Between the supply-chain crunch, rampant inflation, fears of rising rates, and now the war in Ukraine, growth stocks have gotten hit hard. The Vanguard Growth ETF is down 18% year to date compared to a decline of 11% for the S&P 500 -- and with uncertainty buffeting the market from every direction, it may seem like a bad time to go shopping for growth stocks.

But for long-term investors, the sell-off presents an opportunity. Market conditions will eventually change, and businesses that can keep delivering growth in good times and bad will bounce back. One such stock that is trading at a discount right now is RH (RH 1.32%), the high-end home furnishings chain formerly known as Restoration Hardware.

An RH living room.

Image source: RH.

All about RH

RH isn't your typical home furnishings company. It's a luxury brand known for selling things like $3,000 armchairs and $4,000 coffee tables. While the home furnishings industry is highly competitive, RH faces much less competition at the luxury price point than midrange retailers like Wayfair do.

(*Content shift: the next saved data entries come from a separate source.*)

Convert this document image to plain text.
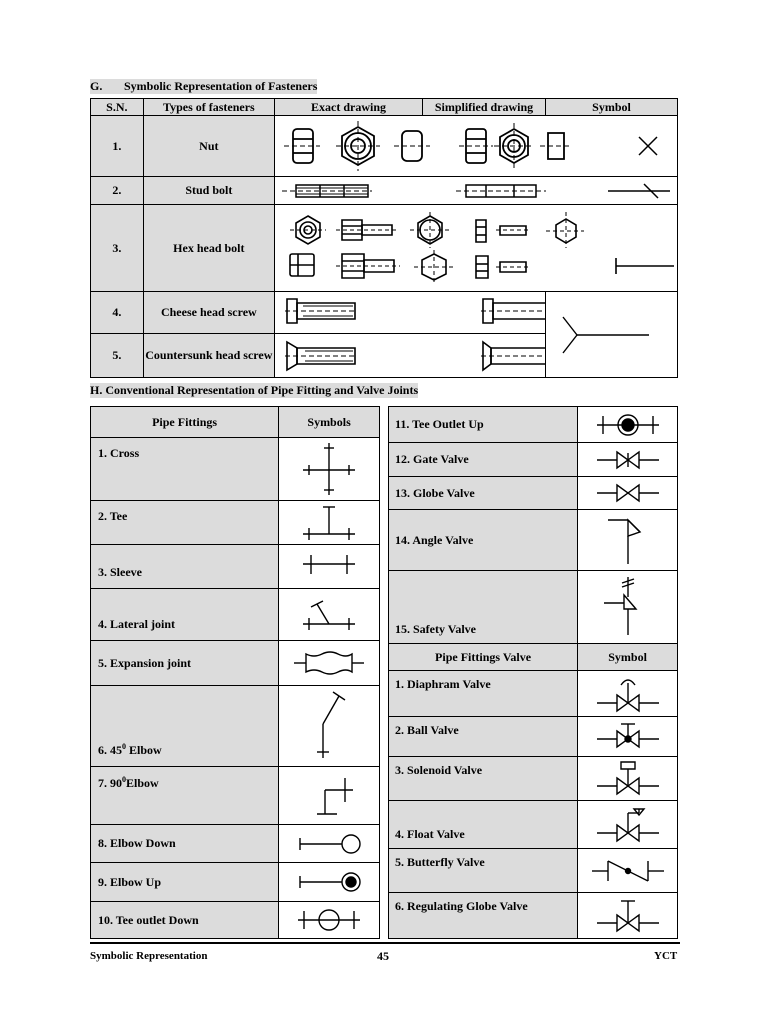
G. Symbolic Representation of Fasteners
S.N.	Types of fasteners	Exact drawing	Simplified drawing	Symbol
1.	Nut	

2.	Stud bolt	

3.	Hex head bolt	

4.	Cheese head screw	

5.	Countersunk head screw	
H. Conventional Representation of Pipe Fitting and Valve Joints
Pipe Fittings	Symbols
1. Cross	

2. Tee	

3. Sleeve	

4. Lateral joint	

5. Expansion joint	

6. $45^0$ Elbow	

7. $90^0Elbow$	

8. Elbow Down	

9. Elbow Up	

10. Tee outlet Down	
11. Tee Outlet Up	

12. Gate Valve	

13. Globe Valve	

14. Angle Valve	

15. Safety Valve	

Pipe Fittings Valve	Symbol
1. Diaphram Valve	

2. Ball Valve	

3. Solenoid Valve	

4. Float Valve	

5. Butterfly Valve	

6. Regulating Globe Valve	
Symbolic Representation	45	YCT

In addition to its designer products and hands-on customer service experience, the company also distinguishes itself with a membership model, which offers customers a discount of 25% and other benefits for a $175 annual fee. The membership program has been enormously successful since it was introduced in 2016. As of January 2021, RH had 434,000 members who drove 97% of its revenue in its core business.

In addition to encouraging spending on RH products and building customer loyalty, the membership program should also help cushion the company from economic volatility as it essentially creates a built-in customer base. It doesn't have to win every new sale from these customers. The membership means RH is their default first choice.

A top performer

RH has already made early investors a pretty penny. The stock is up around 1,000% since it went public nearly 10 years ago, and the company has steadily grown and grabbed market share since then. Annual revenue has quadrupled over the last decade to $3.7 billion. Its operating margin has also exploded in that time, going from the low single digits to 24%, proof that its luxury positioning and membership model have driven growth on the top and bottom lines.

Though the pandemic was initially a challenge to the company, more recently it's been a significant tailwind as rising home prices, desire for more space, and more time at home have spurred demand for its products. While some of those tailwinds will eventually moderate, trends like remote work will be a long-term positive for the company, and increasing home values will give customers more home equity to tap into when considering purchases. 

The company also has big plans to expand its core market. In 2022, it will open its first international gallery -- what it calls its stores --- in London. The company is also opening its first hotel -- dubbed the RH Guesthouse -- in New York as a unique way to leverage its expertise in design and furnishings. RH will also make two Gulfstream airplanes and a yacht available to be chartered, another step in CEO Gary Friedman's vision to make RH a luxury lifestyle brand beyond home furnishings.

Doing so will help expand the company's addressable market as management is targeting global revenues of $20 billion to $25 billion over the long term, up six to eight times from where it is today.

Why it's a great time to buy

RH currently trades at a price-to-earnings ratio of just 14, which compares to 24 for the S&P 500. While home furnishing stocks have seen their multiples compress across the board in recent months, RH continues to grow briskly with revenue up 19% in its third quarter. The company should put up solid growth in 2022 thanks to the initiatives above and the resilience of the luxury sector to challenges like inflation, which is less likely to affect wealthier consumers.

RH is set to report fourth-quarter earnings on March 23, and a strong result could help the stock recoup its recent losses, as it's down roughly 50% from its highs just a few months ago.

With a clear track record of success, a visionary CEO who has pushed the boundaries in luxury home goods, and a plan to expand its market both internationally and through new categories, RH still has a lot of growth in front of it. Investors can take advantage of the sell-off and scoop up shares while they're unjustifiably cheap.